Com denúncias de vários motoristas de que o Consórcio Guaicurus estaria usando o sindicato dos trabalhadores para forçar a prefeitura a revogar lei que permite fiscalização mais dura à empresa, o Setur (Sindicato das Empresas do Transporte Coletivo Urbano de Passageiros do Estado de Mato Grosso do Sul) encaminhou ao MPT (Ministério Público do Trabalho) protocolo de denúncia pedindo investigação da paralisação dos motoristas de ônibus de Campo Grande, realizada na manhã de segunda-feira (20).

O sindicato, que representa as empresas que administram o transporte coletivo, alega que os motoristas violaram o artigo 11 da Lei n. 7.783/89. Conforme o documento apresentado ao MPT, não foi garantida a prestação mínima do serviço, que é considerado essencial, e a paralisação não foi informada ao Consórcio.

O documento aponta, ainda, os transtornos causados pela paralisação à coletividade, citando que muitos trabalhadores da área da saúde ficaram sem conseguir se deslocar para o trabalho, fato que é agravado diante do cenário de pandemia pelo novo coronavírus.

Paralisação por pressão

Conforme publicado pelo Jornal Midiamax, os motoristas não entenderam o propósito da paralisação, que teve como justificativa discutir uma questão pertinente apenas ao Consórcio Guaicurus.

O STTCU (Sindicato dos Trabalhadores em Transporte Coletivo Urbano), por sua vez, afirmou que os motoristas iriam ter que arcar com as multas aplicadas à empresa em casos de atraso de ônibus e outras infrações semelhantes.

Entretanto, a lei deixa claro que a multa terá que ser paga pelo Consórcio. É o que diz o inciso 5º do artigo 35º da Lei 6.481: “Os valores das multas deverão ser pagos exclusivamente pela concessionária, independentemente de quem tenha dado causa à infração”.

Mesmo amparados pela lei, o presidente do sindicato, Demétrio Ferreira de Freitas, insiste em falar que haverá paralisação, caso alguma multa seja aplicada. Muitos motoristas não concordam com a decisão e afirmam que as empresas estariam pressionando o sindicato para usar os trabalhadores em uma tentativa de forçar a prefeitura revogar a lei, que prevê a aplicação de multas às empresas por eventual descumprimento de regras, não sendo mais necessário a anuência das empresas de ônibus.
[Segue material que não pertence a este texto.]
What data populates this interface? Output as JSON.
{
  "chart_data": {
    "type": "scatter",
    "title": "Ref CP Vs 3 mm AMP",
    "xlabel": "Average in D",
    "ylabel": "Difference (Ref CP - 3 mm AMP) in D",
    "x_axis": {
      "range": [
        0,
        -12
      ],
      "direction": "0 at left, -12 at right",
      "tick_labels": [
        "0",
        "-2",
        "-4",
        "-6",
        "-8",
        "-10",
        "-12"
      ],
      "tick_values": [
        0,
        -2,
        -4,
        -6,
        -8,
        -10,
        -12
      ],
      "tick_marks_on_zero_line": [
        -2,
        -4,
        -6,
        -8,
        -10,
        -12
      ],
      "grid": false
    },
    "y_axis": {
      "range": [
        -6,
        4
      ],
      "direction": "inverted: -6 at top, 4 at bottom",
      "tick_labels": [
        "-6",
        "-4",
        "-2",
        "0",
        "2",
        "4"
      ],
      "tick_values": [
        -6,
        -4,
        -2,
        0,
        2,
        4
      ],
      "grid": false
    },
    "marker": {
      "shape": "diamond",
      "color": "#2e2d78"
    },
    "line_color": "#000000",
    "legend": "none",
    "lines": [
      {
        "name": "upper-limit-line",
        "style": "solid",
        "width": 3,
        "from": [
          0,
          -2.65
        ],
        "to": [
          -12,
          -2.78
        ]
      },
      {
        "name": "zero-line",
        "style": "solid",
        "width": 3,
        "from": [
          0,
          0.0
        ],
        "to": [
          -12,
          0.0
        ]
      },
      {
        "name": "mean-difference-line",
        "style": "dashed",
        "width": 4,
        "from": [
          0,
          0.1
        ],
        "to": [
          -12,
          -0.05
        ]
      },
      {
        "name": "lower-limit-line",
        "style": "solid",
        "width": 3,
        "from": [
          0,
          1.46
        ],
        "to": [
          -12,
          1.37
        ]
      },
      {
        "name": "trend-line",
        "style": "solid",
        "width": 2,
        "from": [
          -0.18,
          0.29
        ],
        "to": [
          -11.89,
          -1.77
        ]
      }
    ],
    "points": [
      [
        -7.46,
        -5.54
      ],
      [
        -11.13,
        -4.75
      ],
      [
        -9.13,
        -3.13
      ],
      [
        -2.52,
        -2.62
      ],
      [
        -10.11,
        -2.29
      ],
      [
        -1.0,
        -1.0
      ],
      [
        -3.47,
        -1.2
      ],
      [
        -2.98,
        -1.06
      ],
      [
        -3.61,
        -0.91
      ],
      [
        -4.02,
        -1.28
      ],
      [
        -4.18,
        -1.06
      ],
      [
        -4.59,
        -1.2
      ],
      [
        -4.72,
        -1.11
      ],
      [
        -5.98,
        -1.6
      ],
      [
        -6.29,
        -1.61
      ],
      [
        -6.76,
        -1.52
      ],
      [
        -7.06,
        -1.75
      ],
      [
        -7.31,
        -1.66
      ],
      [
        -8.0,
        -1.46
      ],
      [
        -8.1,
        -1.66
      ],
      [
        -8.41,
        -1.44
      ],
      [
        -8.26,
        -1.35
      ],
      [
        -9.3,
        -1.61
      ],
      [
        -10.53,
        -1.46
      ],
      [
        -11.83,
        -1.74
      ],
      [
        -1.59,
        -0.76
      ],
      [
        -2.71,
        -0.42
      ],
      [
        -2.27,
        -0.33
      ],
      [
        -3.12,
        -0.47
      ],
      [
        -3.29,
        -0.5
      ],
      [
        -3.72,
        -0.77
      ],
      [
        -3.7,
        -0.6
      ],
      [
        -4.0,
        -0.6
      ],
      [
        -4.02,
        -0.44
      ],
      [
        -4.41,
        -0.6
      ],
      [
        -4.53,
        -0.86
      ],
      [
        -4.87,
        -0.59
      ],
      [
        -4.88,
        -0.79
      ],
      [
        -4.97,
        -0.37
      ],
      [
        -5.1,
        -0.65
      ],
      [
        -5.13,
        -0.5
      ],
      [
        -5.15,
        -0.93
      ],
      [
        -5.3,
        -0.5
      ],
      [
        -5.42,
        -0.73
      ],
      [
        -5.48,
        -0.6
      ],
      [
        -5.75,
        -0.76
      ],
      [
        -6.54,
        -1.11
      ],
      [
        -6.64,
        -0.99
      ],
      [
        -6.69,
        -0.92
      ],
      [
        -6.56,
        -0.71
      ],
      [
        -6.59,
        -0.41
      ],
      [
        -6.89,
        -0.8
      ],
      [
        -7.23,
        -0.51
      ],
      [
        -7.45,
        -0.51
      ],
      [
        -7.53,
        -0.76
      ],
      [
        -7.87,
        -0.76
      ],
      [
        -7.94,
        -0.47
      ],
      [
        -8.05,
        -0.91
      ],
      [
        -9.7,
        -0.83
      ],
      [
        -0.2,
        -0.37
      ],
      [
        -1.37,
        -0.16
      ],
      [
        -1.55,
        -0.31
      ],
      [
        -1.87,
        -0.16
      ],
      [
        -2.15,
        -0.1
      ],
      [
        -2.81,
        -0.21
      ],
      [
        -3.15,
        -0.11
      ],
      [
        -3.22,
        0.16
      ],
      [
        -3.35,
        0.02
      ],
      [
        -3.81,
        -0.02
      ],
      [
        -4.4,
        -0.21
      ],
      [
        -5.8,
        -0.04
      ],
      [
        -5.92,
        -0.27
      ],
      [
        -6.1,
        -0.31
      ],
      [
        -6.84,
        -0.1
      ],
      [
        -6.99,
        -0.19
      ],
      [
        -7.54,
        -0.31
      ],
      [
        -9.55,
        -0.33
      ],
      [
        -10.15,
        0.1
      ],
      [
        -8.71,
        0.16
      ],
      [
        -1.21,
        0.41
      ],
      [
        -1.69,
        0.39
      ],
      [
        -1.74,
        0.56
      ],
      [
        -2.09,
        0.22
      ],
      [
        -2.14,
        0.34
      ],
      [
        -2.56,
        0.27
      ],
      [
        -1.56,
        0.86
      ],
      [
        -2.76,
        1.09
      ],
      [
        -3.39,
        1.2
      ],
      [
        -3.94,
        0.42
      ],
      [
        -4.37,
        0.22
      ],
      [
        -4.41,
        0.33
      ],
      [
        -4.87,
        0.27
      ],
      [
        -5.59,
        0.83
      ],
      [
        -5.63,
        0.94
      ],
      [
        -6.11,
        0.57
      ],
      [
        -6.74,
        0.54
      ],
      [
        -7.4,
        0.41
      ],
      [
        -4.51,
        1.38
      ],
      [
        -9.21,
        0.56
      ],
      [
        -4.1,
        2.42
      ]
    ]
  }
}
Apesar de o sindicato afirmar que os motoristas teriam essa responsabilidade de arcar com infrações, não há relato de funcionário que tenha dividido alguma multa com a concessionária.

Em nota, o Consórcio Guaicurus não cita ter feito pressão ao sindicato e ainda diz que pode punir os responsáveis pela paralisação. A direção estaria definindo as “medidas administrativas e judiciais que serão tomadas por conta da paralisação, responsabilizando os responsáveis pela iniciativa”.